Finished Pale Guardian, 7th and latest in Barbara Hambly's James Asher Vampire Novel series. This is apparently what Severn House has decided to call these historical paranormal espionage thrillers, which kind of gives the false impression that Asher is the vampire in them. Which may perhaps happen yet, as once again, the Edwardian ex-spy is threatened and tempted.
This one actually initially focused more on his wife Dr. Lydia Asher, who's volunteered as medical help in France now that we're far enough down the timeline that WWI is actually underway. And of course there's the obligatory stumbling across a nefarious secret government plot to enlist the powers of the vampires into their spy games. Which after having been toyed with for the entire series with needing to be thwarted before it leads to new and terrible forms of wartime destruction, is nice to finally see unfolded as an actual consequence, albeit relatively briefly before the obligatory thwarting happens yet again.
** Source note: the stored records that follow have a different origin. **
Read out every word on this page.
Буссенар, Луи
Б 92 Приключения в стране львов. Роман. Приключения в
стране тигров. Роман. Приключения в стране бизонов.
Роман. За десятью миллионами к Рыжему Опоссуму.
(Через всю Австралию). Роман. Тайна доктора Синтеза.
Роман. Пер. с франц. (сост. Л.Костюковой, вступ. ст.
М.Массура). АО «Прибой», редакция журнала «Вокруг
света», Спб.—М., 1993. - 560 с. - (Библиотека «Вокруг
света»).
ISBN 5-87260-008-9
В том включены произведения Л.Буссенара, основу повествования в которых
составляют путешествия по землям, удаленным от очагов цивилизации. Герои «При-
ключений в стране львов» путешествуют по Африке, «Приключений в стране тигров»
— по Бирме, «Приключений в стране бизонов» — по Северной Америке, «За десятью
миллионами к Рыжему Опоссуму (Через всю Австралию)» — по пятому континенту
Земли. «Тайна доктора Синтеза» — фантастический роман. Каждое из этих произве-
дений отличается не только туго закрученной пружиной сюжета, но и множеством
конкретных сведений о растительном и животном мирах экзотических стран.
And I liked seeing how the war affected the vampires of various countries affected, becoming refugees as the invasion advanced.
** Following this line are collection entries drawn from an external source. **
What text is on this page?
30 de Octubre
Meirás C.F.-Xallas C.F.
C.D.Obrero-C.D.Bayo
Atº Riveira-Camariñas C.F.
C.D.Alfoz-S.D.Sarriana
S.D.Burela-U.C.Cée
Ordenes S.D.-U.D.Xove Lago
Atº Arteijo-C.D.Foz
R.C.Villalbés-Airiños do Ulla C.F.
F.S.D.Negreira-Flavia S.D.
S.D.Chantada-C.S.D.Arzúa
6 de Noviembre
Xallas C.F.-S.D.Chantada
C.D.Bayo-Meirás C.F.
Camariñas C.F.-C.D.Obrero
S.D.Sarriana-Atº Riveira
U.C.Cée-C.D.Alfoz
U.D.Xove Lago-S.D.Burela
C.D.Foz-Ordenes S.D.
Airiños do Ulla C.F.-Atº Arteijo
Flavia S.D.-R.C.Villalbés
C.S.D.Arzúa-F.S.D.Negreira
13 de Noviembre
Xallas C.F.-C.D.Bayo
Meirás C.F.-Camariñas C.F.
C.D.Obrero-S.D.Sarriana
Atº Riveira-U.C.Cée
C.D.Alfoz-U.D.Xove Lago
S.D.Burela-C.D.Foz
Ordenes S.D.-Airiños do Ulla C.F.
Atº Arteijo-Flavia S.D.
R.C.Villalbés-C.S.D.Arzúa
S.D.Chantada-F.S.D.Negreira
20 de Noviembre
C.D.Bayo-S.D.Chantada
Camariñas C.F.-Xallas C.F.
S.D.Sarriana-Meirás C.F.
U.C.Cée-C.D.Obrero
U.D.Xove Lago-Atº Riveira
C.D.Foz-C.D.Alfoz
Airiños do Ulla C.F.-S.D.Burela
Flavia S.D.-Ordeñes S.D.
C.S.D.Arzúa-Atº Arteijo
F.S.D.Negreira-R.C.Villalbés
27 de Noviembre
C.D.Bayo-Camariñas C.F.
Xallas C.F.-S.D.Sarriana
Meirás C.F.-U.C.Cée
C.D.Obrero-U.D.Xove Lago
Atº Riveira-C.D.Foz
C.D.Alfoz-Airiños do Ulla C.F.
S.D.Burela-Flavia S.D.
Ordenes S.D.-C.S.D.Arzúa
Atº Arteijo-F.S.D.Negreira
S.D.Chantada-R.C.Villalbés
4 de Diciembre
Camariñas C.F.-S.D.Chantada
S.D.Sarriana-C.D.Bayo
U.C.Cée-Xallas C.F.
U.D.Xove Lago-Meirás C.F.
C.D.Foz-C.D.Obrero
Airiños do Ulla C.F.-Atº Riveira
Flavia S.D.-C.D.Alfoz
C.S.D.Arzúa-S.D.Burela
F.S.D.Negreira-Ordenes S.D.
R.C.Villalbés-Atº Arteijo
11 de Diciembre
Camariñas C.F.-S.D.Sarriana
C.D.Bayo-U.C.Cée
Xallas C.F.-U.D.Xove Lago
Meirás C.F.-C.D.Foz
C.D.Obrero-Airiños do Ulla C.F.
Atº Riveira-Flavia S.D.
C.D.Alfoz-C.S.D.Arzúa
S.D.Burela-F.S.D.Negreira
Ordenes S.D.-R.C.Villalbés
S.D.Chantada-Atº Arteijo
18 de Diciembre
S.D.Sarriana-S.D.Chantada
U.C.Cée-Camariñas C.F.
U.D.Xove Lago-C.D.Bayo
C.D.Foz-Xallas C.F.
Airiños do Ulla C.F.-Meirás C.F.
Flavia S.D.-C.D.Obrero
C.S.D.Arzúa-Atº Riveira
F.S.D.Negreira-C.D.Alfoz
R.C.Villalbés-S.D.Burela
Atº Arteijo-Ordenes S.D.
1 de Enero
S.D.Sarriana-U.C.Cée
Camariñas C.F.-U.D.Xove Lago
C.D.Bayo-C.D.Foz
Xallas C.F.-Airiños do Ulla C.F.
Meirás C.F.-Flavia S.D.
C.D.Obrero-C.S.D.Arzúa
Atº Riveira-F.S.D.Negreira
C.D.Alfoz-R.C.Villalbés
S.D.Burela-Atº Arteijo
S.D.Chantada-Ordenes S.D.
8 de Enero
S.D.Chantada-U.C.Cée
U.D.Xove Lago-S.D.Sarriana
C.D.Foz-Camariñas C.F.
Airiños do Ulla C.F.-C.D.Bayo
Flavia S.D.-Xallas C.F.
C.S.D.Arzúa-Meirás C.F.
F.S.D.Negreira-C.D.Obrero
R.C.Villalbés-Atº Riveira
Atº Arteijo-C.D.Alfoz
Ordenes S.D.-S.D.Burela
Anyway, although after a certain point the basic premise of the series has gotten somewhat repetitive (probably not as noticeable if you didn't just do a binge cram reread of the earlier novels like I did), this was an entertaining enough variation on the theme and a pretty decent continuation. Even if certain handwringing character beats about feeling bad about the relative ethicality of the human cost of not destroying their obligate human-killing vampire allies (TBH, I think they should angst more about the ruinous effect of their privileged British Empire lifestyle upon the downtrodden underclass and colonies exploited to support it) seem to be repeated yet again at unnecessary (and probably hypocritical) length, after just having had their own lives saved by said murderous allies.